Medication red flags
In the course of routine care, the Residential team discovered a red-flag issue: a significant number of the patient’s medications had expired, several as long as a year before. One of these medications was prescribed to control the patient’s severe headaches, which were preventing her from getting out of bed; another was prescribed to control her blood pressure.
The team pointed out the problem to family members and physicians, who were able to arrange a follow-up visit with the patient’s primary physician, resulting in an update to her prescriptions.
Within one week of discovering the expired medications and updating the prescriptions, the patient’s headaches and dizziness dissipated, removing another barrier to getting out of bed and performing everyday activities.

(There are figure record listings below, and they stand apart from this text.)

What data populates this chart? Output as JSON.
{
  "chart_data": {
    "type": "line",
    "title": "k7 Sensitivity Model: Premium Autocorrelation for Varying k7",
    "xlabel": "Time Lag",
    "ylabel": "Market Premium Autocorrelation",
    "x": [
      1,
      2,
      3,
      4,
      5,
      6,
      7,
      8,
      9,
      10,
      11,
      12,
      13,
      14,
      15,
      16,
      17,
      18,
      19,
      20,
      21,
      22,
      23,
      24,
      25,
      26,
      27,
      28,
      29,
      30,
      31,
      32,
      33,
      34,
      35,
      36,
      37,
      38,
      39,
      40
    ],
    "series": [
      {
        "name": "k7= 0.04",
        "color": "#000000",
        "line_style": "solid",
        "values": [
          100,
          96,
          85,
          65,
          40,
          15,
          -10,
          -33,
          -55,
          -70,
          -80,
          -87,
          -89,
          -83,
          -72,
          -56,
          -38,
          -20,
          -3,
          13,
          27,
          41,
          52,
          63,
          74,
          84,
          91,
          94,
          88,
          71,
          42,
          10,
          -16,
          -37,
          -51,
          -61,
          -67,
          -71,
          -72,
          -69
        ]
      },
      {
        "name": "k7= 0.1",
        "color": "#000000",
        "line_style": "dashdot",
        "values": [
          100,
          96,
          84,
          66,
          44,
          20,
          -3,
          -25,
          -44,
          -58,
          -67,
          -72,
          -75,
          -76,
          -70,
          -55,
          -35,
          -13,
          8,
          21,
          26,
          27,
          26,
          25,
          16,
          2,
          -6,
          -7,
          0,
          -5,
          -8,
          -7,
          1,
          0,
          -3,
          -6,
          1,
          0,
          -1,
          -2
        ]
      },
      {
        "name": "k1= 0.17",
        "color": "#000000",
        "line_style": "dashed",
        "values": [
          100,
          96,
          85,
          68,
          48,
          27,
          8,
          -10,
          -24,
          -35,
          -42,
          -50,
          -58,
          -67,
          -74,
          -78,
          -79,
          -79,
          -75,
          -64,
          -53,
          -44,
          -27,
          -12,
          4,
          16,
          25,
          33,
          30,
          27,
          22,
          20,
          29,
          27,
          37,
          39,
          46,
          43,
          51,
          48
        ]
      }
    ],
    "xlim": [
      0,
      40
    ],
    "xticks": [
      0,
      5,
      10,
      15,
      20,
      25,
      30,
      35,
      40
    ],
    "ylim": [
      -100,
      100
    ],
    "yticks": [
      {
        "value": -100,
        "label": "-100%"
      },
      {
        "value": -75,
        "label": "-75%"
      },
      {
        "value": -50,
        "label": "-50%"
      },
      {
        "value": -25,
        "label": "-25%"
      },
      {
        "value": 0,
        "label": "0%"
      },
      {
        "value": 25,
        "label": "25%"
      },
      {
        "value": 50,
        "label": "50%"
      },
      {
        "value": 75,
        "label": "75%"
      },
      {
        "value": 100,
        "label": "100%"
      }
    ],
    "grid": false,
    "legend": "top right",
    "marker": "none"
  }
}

In a very short time, after proper training and practice facilitated by the Residential care team, the patient regained a significant amount of independence and could safely get in and out of the shower and on and off the commode. What’s more, she would routinely sit at the kitchen table for all three meals to eat and converse with her husband.
The benefits of the work done by the Residential care team were clear to the patient’s husband, who repeatedly expressed to Mary how happy he was with the results. Whereas a previous home care agency “came in and worked like robots with no genuine concern or care” for his wife, he said, “the Residential team went above and beyond in their care.”
Through the entire course of her therapy, the patient was never readmitted to the hospital and met each and every goal set in her plan of care. Both her husband and her daughter felt that their wife and mother from years past had returned. She was back to truly living, participating in a more engaging and healthy life.